Perbandingan Metode Support Vector Machine dengan Decision Tree untuk Analisis Sentimen pada Ulasan Google Play Aplikasi Carousell
Comparison of Support Vector Machine Methods with Decision Tree for Sentiment Analysis on Carousell Application Google Play Reviews
Di era digital saat ini, smartphone telah menjadi alat esensial dalam kehidupan sehari-hari, memungkinkan akses internet yang tidak terbatas. Kemajuan ini memfasilitasi pertumbuhan eksponensial dalam e-commerce dan online marketplace. Carousell menjadi salah satu platform paling populer di Indonesia. Berdiri sejak Mei 2012, Carousell telah menjadi sarana jual beli berbagai produk, dari barang baru hingga bekas, dan telah diunduh oleh lebih dari 10 juta pengguna dengan rating 4,7 dari 337 ribu ulasan di Google Play Store hingga Oktober 2023. Dari hal tersebut dilakukan analisis sentiment dengan menggunakan perbandingan 2 metode yaitu Support Vector Machine dan Decision Tree. Kedua metode tersebut dipilih karena keunggulannya dalam menangani tugas klasifikasi dalam bidang data mining. Analisis sentimen yang dilakukan bertujuan untuk mengklasifikasikan ulasan menjadi dua kategori yaitu positif dan negatif. Data yang digunakan dalam penelitian ini diperoleh melalui teknik scraping dari ulasan aplikasi Carousell di Google Play Store, dengan total data sebanyak 10.000 ulasan. Data tersebut kemudian diproses dan dilabeli sebelum diaplikasikan ke dalam model machine learning. Proses labelling data dilakukan berdasarkan score ulasan yaitu untuk score 4 dan 5 termasuk dalam kategori positif, sedangkan untuk score 1, 2 dan 3 termasuk dalam kategori negatif. Penelitian ini juga menerapkan metode fitur seleksi information gain. Kemudian untuk metode pembagian data digunakan 2 metode berbeda yaknik split data dan k-fold cross validation. Hasil penelitian menunjukkan bahwa metode Support Vector Machine memiliki performa yang lebih baik dibandingkan dengan Decision Tree¸ penggunaan metode pembagian data split data lebih efektif dibandingkan dengan k-fold cross validation. Sedangkan untuk penerapan kombinasi fitur seleksi information gain dengan metode Support Vector Machine tidak memiliki pengaruh dalam meningkatkan akurasi. Namun untuk penerapan kombinasi fitur seleksi information gain dengan metode Decision Tree memiliki pengaruh dalam meningkatkan akurasi. Metode Support Vector Machine tanpa kombinasi fitur seleksi information gain menggunakan split data memiliki performa yang lebih baik dibandingkan dengan Decision Tree yaitu dengan hasil akurasi 93,1%, presisi 93,42%, recall 93,1% dan f1-score 93,22%. Penerapan kombinasi fitur seleksi information gain dengan metode Decision Tree memiliki akurasi sebesar 91%, presisi 92,39%, recall 91% dan f1-score 91,49%.

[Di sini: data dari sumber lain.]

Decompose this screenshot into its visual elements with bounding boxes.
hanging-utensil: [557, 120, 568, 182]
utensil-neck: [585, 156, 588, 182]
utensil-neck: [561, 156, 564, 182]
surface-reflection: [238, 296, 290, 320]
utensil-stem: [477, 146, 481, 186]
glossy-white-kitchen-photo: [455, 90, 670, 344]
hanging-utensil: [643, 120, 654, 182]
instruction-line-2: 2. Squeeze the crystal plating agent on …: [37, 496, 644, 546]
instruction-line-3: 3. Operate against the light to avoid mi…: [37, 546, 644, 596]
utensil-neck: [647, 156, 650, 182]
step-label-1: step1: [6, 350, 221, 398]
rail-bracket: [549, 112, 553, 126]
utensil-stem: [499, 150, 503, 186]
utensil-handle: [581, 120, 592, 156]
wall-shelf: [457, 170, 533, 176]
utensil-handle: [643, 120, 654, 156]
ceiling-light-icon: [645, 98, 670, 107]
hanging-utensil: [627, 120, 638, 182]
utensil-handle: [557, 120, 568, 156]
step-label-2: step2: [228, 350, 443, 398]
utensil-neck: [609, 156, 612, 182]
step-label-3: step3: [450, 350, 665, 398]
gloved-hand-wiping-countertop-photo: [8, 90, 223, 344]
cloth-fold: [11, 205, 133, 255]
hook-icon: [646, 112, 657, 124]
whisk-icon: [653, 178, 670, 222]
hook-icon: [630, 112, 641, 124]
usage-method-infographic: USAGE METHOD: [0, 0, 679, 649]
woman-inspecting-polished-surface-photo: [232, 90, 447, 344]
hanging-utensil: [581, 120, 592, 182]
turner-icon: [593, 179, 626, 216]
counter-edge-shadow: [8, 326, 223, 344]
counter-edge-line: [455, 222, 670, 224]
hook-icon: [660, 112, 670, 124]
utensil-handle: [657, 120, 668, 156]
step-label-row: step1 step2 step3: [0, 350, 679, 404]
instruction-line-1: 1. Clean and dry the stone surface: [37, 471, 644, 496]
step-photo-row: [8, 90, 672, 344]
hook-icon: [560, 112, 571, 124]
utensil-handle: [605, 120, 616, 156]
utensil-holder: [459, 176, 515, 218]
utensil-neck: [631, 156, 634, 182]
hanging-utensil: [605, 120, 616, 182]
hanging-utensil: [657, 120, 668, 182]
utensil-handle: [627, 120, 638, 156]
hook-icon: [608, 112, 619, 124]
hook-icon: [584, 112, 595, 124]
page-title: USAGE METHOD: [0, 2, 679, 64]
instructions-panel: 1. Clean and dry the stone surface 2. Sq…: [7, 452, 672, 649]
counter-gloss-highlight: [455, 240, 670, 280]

Kata Kunci – Analisis sentimen, Support Vector Machine, Decision Tree, Information gain, split data, k-fold cross validation.
In today's digital era, smartphones have become an essential tool in everyday life, enabling unlimited internet access. These advances facilitate exponential growth in e-commerce and online marketplaces. Carousell is one of the most popular platforms in Indonesia. Founded in May 2012, Carousell has become a means of buying and selling various products, from new to used goods, and has been downloaded by more than 10 million users with a rating of 4.7 from 337 thousand reviews on the Google Play Store until October 2023. This has been done sentiment analysis using a comparison of 2 methods, namely Support Vector Machine and Decision Tree. These two methods were chosen because of their superiority in handling classification tasks in the field of data mining. The sentiment analysis carried out aims to classify reviews into two categories, namely positive and negative. The data used in this research was obtained through scraping techniques from reviews of the Carousell application on the Google Play Store, with a total of 10,000 reviews. The data is then processed and labeled before being applied to the machine learning model. The data labeling process is carried out based on the review scores, namely scores 4 and 5 are included in the positive category, while scores 1, 2 and 3 are included in the negative category. This research also applies the information gain feature selection method. Then, for the data sharing method, 2 different methods are used, namely split data and k-fold cross validation. The results of the research show that the Support Vector Machine method has better performance compared to Decision Tree¸ using the split data division method is more effective than k-fold cross validation. Meanwhile, applying the combination of the information gain selection feature with the Support Vector Machine method has no effect on increasing accuracy. However, the application of a combination of the information gain selection feature with the Decision Tree method has an influence in increasing accuracy. The Support Vector Machine method without a combination of information gain selection features using split data has better performance compared to Decision Tree, with results of 93.1% accuracy, 93.42% precision, 93.1% recall and 93.22% f1-score. . The application of a combination of information gain selection features with the Decision Tree method has an accuracy of 91%, precision of 92.39%, recall of 91% and f1-score of 91.49%.
Keywords – Sentiment analysis, Support Vector Machine, Decision Tree, Information gain, split data, k-fold cross validation.